Activity was high in a number of polling stations around the United Kingdom. At Bradford, election commission Chair Māris Pūlis said turnout in the Daugavas Vanagi Fund center stood at 360 about an hour before the polling station closed, topping voter activity in the last parliamentary election.
As voting in Europe was coming to an end, polling stations in the Americas were just opening.
A total of 15 polling stations were set up in the United States, while three operated in Canada and one in Brazil.
By about 9:30 a.m. local time in Florida, about 10 people had voted at the Latvian Community Center in St. Petersburg, said election commission Chair Andris Ritums. “We are waiting for voters,” he said.

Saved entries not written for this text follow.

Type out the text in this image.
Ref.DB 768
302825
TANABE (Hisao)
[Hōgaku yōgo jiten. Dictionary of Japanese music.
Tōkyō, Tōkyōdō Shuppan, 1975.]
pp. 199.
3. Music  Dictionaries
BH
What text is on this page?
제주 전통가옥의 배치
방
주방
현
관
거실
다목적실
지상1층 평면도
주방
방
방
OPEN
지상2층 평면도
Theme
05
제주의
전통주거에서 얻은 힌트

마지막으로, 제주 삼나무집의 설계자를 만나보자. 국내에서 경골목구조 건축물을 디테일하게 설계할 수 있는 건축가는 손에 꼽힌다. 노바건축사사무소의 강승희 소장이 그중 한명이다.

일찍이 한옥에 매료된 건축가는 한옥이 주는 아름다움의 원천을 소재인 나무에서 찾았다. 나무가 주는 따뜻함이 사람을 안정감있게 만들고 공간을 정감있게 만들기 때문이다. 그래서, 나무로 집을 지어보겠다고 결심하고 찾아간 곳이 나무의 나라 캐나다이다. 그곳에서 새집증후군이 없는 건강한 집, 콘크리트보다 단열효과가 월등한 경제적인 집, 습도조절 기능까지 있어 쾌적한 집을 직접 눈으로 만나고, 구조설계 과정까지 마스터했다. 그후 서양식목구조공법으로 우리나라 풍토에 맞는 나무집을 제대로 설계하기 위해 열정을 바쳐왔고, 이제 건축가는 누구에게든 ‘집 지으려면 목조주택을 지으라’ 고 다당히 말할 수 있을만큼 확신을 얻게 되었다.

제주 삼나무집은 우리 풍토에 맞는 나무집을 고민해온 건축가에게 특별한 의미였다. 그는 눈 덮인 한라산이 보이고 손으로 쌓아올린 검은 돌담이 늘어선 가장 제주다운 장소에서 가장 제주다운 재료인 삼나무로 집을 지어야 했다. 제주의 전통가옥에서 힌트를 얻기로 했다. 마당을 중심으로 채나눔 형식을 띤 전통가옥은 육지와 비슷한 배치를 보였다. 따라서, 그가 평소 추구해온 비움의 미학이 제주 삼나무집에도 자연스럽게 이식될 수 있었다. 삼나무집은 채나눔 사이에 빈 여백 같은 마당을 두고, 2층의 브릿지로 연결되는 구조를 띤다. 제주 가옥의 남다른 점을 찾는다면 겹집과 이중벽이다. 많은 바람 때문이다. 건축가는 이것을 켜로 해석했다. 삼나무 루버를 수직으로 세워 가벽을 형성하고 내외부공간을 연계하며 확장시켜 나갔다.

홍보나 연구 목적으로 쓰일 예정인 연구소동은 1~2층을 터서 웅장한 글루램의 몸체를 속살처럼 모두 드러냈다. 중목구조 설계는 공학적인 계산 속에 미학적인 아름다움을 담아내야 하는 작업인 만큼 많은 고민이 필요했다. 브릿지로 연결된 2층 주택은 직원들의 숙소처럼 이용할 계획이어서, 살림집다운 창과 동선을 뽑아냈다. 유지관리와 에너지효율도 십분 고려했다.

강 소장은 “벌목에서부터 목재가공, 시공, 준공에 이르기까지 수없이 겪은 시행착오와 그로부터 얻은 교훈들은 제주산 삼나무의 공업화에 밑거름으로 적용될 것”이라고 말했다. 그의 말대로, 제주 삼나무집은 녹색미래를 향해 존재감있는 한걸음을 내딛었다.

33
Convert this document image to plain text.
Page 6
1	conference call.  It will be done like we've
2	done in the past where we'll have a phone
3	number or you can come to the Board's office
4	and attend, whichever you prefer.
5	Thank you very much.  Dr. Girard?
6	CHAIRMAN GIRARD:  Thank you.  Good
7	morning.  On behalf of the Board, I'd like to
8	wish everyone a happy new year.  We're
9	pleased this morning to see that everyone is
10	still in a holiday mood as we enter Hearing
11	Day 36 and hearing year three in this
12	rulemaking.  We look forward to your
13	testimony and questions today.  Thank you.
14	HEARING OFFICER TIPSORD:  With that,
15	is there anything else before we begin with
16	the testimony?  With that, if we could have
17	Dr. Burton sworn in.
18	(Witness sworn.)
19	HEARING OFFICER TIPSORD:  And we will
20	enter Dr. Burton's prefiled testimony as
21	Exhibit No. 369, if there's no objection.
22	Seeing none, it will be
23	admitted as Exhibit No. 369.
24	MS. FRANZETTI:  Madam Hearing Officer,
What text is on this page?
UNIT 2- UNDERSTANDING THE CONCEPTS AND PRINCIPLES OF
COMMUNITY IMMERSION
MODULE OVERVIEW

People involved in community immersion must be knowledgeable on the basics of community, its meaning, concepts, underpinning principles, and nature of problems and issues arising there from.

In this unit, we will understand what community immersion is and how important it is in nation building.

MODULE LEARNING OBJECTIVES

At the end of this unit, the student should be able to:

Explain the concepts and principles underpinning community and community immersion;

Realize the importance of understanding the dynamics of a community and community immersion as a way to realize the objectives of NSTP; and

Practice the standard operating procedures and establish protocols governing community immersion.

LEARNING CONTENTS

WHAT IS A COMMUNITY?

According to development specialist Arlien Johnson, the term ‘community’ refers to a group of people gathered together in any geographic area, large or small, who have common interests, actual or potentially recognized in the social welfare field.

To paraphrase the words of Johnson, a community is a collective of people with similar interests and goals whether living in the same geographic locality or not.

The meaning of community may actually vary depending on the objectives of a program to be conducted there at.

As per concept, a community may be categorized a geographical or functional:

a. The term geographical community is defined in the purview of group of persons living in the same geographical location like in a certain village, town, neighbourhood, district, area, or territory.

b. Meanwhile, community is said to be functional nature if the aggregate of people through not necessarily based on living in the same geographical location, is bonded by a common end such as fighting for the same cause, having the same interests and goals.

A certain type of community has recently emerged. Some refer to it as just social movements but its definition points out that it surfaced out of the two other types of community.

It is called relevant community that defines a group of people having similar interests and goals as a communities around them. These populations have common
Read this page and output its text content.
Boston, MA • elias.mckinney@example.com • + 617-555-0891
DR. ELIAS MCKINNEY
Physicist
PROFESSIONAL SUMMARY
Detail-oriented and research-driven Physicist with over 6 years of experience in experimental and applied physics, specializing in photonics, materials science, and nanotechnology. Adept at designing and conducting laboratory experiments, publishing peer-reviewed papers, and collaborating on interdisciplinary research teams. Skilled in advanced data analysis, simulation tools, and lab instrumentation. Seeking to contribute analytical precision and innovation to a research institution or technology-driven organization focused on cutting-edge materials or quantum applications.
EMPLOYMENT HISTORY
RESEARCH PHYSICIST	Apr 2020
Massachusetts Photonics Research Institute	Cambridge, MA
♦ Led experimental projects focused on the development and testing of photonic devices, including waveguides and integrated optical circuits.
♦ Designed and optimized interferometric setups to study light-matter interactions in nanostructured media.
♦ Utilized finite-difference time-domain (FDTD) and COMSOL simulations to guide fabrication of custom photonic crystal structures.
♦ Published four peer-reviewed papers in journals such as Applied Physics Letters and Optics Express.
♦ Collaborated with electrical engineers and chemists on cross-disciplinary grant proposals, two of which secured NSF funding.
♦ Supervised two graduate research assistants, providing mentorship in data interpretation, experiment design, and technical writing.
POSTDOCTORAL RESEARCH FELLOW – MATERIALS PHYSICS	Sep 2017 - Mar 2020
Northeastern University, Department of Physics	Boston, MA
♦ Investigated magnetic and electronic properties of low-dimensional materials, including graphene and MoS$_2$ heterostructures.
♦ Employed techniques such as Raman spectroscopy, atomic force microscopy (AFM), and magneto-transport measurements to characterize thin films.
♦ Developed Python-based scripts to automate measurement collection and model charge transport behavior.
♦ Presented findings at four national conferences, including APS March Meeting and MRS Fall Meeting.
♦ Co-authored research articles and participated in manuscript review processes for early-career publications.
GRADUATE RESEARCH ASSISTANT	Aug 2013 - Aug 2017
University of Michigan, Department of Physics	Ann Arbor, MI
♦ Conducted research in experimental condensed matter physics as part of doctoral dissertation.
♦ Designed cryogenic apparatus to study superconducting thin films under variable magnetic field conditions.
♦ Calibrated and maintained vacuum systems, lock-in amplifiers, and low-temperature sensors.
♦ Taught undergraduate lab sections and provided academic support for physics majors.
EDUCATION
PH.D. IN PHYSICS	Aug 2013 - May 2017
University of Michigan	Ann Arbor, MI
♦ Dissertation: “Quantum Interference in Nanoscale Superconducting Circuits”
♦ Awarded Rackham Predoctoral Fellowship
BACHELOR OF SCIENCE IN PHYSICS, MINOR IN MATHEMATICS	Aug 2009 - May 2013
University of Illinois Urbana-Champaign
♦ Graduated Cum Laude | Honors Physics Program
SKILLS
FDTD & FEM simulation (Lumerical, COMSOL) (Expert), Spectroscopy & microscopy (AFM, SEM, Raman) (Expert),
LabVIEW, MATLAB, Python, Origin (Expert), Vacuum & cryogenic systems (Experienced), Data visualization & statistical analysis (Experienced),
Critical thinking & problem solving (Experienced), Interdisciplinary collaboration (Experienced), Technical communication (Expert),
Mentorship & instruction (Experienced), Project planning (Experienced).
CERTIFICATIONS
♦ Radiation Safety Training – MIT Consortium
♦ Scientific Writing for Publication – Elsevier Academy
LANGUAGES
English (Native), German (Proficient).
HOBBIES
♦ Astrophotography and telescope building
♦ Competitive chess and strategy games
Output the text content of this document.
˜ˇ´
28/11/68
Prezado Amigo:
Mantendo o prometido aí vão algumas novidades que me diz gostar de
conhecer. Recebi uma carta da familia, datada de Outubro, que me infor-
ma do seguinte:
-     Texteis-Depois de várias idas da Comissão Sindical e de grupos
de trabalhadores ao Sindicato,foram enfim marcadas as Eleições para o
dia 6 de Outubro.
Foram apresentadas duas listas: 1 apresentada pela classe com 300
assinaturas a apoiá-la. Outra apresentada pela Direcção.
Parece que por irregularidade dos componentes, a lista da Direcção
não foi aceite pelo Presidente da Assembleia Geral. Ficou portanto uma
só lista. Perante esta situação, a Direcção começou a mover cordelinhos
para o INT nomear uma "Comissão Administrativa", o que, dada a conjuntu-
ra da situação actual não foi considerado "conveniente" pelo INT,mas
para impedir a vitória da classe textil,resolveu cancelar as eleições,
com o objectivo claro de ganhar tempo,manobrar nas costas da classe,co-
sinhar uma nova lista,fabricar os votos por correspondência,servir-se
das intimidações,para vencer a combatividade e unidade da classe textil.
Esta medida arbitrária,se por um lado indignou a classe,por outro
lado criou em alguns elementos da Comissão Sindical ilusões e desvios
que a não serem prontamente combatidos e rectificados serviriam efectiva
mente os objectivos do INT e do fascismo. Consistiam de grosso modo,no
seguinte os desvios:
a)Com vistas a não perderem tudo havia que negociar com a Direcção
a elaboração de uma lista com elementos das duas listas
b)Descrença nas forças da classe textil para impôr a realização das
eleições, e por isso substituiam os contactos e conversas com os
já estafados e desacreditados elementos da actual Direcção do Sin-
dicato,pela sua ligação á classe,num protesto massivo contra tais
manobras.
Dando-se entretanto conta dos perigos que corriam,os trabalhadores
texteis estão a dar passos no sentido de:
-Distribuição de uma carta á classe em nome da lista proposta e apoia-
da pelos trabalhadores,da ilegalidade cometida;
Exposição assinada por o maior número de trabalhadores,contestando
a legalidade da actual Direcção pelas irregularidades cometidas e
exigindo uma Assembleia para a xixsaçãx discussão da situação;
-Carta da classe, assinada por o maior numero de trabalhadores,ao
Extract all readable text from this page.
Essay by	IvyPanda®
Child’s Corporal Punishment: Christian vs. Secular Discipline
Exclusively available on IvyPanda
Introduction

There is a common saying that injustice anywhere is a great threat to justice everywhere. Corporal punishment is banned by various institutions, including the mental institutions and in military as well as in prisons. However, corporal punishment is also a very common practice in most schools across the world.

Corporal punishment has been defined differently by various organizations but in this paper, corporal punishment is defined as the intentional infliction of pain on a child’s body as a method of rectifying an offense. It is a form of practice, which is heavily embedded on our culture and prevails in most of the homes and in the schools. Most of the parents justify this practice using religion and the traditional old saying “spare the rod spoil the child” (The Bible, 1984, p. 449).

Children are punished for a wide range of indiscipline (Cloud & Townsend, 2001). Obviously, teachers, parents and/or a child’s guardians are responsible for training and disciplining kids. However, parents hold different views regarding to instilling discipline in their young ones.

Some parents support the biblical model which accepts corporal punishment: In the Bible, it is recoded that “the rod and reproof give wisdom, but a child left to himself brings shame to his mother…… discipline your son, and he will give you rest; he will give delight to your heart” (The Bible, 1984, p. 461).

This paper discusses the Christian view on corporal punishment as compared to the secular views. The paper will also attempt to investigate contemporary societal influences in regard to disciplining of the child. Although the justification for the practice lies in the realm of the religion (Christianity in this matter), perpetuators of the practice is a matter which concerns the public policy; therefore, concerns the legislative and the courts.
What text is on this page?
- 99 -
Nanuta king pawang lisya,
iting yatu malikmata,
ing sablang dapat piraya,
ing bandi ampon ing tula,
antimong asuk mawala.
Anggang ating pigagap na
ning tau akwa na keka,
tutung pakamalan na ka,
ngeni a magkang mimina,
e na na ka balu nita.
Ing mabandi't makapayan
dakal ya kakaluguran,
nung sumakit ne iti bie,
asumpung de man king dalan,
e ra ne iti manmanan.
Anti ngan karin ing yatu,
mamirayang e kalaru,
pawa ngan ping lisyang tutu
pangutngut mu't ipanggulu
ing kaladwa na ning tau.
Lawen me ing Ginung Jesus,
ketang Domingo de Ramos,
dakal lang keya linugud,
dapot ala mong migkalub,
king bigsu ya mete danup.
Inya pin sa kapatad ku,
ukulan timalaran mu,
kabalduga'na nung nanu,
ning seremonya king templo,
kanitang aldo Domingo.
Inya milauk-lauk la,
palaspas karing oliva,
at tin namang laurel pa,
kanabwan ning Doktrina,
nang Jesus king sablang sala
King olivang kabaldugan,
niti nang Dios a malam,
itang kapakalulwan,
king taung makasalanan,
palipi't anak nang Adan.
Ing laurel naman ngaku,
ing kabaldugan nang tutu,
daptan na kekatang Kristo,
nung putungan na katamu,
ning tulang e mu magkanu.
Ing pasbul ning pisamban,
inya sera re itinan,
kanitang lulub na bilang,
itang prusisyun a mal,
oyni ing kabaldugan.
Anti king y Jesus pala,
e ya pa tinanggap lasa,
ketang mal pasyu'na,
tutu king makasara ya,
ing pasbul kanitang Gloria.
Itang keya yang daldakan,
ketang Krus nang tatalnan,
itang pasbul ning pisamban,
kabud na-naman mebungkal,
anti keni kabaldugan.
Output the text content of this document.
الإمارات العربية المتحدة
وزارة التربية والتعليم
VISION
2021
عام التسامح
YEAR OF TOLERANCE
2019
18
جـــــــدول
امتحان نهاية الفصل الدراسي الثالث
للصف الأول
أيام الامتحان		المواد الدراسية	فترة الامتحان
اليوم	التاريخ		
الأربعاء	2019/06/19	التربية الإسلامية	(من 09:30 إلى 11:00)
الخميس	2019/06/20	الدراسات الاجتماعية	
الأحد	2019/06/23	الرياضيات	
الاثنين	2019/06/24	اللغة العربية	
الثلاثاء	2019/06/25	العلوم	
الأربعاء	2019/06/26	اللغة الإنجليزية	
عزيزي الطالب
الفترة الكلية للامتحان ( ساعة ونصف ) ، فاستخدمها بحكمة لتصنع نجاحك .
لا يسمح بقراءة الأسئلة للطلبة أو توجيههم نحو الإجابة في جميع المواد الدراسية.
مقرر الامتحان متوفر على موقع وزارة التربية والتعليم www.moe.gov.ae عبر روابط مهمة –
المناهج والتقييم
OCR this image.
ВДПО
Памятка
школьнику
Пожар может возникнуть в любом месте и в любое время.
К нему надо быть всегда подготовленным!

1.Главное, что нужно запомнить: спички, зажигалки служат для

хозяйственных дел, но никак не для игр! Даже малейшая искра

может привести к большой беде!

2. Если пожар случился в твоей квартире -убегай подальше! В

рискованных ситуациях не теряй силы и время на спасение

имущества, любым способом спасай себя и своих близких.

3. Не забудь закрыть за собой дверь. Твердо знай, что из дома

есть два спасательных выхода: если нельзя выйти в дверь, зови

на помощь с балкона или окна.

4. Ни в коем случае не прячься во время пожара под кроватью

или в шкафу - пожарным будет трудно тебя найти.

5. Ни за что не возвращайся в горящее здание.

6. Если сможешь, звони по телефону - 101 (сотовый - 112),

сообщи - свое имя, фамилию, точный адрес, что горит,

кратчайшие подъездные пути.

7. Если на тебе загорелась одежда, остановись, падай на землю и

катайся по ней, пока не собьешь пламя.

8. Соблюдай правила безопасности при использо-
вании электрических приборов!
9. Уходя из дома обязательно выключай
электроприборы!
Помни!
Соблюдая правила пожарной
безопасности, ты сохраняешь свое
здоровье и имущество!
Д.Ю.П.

Given that many members of the Latvian community may still be in their northern homes, Ritums joked that November might be a better time for voting in Florida.
In Boston, about 20 people had voted by 9:30 a.m. at the Trimda Latvian Ev. Lutheran Church, reported election commission Secretary Juris Raudseps. The first voter was already waiting for the election commission when it arrived at the church, he said. Raudseps added that the commission expected that more than 100 people would cast ballots Sept. 17.
“It is going slow,” admitted Jānis Vilciņš, chair of the election commission in Chicago. A total of 23 voters had cast ballots by about 9 a.m. in the Zion Latvian Ev. Lutheran Church, but Vilciņš said officials were expecting more voters later. “It’s still early.” The first voter, who had to catch a flight at nearby O’Hare International Airport, was at the polling station at 7 a.m.